I currently use Github Actions to do the following - checkout a repo, setup java (11), setup Gradle (5.6, I know it’s very old…), setup nodeJs and then run the gradle wrapper.
I asked ChatGTP to covert these steps into a multi staged docker file.
This is what it rendered out (after I deleted the repo checkout stuff).
# Stage 1: Java and Node Setup
FROM adoptopenjdk:11-jdk-hotspot AS setup
RUN apt-get update && \
apt-get install -y curl && \
curl -fsSL https://deb.nodesource.com/setup_18.x | bash - && \
apt-get install -y nodejs
# Stage 2: Gradle Build
FROM gradle:5.6 AS builder
WORKDIR /app
COPY . .
RUN ./gradlew clean build
# Stage 3: Final image
FROM adoptopenjdk:11-jre-hotspot
RUN addgroup --system userapp && \
adduser -system --no-create-home --uid 1001 userapp --ingroup userapp
WORKDIR /app
COPY --from=builder /app /app
# Expose the application port
EXPOSE 8080
# Run the application
ENTRYPOINT ["java", "-jar", "/app/frontend.jar"]
However I’m seeing this error which is a NodeJS (npm) issue. It thinks Node isn’t installed.
#0 13.03 Starting a Gradle Daemon (subsequent builds will be faster)
#0 32.14 > Task :clean UP-TO-DATE
#0 32.23 > Task :bootBuildInfo
#0 62.23 > Task :compileJava
#0 71.83 > Task :nodeSetup SKIPPED
#0 71.83 > Task :npmSetup SKIPPED
#0 71.93 > Task :installGulp FAILED
#0 71.93
#0 71.93 FAILURE: Build failed with an exception.
#0 71.93
#0 71.93 * What went wrong:
#0 71.93 Execution failed for task ':installGulp'.
#0 71.93 > A problem occurred starting process 'command 'npm''
#0 71.93
#0 71.93 * Try:
#0 71.93 Run with --stacktrace option to get the stack trace. Run with --info or --debug option to get more log output. Run with --scan to get full insights.
#0 71.93
#0 71.93 * Get more help at https://help.gradle.org
#0 71.93
#0 71.93 BUILD FAILED in 1m 11s
#0 71.93 4 actionable tasks: 3 executed, 1 up-to-date
------
Dockerfile:12
--------------------
10 | WORKDIR /app
11 | COPY . .
12 | >>> RUN ./gradlew clean build
13 |
14 | # Stage 3: Final image
--------------------
ERROR: failed to solve: process "/bin/sh -c ./gradlew clean build" did not complete successfully: exit code: 1
Can anyone advise on the correct usages of when to use SETUP, BUILDER and BASE for my use case please?
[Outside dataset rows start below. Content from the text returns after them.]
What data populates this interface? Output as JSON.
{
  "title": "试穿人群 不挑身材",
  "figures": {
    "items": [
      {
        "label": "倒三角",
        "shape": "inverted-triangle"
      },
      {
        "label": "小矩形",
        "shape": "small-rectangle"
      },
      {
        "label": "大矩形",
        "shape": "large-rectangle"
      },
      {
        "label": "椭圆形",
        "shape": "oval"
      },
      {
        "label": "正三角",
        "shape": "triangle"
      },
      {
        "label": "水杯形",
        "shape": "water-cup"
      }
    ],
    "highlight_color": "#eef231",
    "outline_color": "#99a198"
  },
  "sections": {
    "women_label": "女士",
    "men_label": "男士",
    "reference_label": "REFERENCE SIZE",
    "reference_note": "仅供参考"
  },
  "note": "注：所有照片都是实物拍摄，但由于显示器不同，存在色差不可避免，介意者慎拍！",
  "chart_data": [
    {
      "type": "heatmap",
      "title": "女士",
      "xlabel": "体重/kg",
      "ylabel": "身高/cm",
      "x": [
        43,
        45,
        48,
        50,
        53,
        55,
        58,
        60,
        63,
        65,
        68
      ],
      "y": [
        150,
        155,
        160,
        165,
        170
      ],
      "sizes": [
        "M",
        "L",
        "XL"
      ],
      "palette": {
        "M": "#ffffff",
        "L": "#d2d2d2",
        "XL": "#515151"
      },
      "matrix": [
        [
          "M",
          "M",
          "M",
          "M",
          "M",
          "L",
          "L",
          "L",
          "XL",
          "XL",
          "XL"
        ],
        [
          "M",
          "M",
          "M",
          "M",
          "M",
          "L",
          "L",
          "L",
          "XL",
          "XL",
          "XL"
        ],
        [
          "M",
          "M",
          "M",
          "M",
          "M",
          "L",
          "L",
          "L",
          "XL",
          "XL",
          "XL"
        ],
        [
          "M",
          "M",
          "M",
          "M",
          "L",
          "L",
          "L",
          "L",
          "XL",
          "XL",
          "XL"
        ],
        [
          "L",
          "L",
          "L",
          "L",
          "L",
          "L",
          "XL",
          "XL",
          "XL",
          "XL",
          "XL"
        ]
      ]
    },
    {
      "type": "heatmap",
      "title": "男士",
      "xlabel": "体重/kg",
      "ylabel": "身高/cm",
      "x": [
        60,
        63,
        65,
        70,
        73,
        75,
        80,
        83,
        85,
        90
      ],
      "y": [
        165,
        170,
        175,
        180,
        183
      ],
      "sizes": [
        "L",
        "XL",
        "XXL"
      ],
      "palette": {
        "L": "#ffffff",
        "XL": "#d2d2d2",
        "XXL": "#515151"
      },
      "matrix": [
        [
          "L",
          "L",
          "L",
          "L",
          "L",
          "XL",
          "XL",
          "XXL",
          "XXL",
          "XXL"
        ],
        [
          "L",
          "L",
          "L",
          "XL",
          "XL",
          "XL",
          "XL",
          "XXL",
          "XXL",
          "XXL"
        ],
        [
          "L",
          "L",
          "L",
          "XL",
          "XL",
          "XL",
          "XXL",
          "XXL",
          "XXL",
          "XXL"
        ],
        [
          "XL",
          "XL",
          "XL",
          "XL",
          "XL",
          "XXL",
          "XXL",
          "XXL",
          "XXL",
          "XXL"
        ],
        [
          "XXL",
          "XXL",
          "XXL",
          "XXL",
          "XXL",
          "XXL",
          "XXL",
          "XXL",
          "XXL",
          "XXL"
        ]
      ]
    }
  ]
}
The problem with ChatGPT is that people believe that it will create a valid code. It could sometimes, depending on what you ask it about, but you still need to interpret the result and ask back if something seems wrong. Then it will say something like “You are right. I apologise for the confusion. That’s the right code:” and can make a mistake again. For example I don’t see that you do anything with the “setup” stage where you installed nodejs.
The other issue I think is that you asked ChatGPT to create a multi-stage Dockerfile from the GitHub actions and it didn’t tell you that might not what you need or the steps are not easily convertable to stages so it created something that looks like a multi-stage build and contains similar lines that the GitHub actions had.
If you want a final image that contains Java and nodejs, choose a base image either nodejs or java and install the missing dependencies in it in one stage. Multistage build could be good for gradle if it creates files that compatible with the base image into which you copy the result, but installed packages in a previous stage will not be installed in the other stages. That is basically one of the points of multi-stage builds
I will try to modify your dockerfile without testing, so it might not work either but can give you an idea:
# Stage 1: Gradle Build
FROM gradle:5.6 AS builder
RUN apt-get update && \
apt-get install -y curl && \
curl -fsSL https://deb.nodesource.com/setup_18.x | bash - && \
apt-get install -y nodejs
WORKDIR /app
COPY . .
RUN ./gradlew clean build
# Stage 2: Final image
FROM adoptopenjdk:11-jre-hotspot
RUN addgroup --system userapp && \
adduser -system --no-create-home --uid 1001 userapp --ingroup userapp
WORKDIR /app
COPY --from=builder /app /app
# Expose the application port
EXPOSE 8080
# Run the application
ENTRYPOINT ["java", "-jar", "/app/frontend.jar"]
I didn’t change the COPY instruction because I had no idea what it contained. In your version you copy only a single jar file not the whole /app folder. You could do that with “my version” as well, which was basically your version as I didn’t change anything in the last stage and that is the only stage which had the COPY instruction.
So the choice is yours. If you think the code you shared is not elegant, you can just change the COPY instruction in the other code I shared.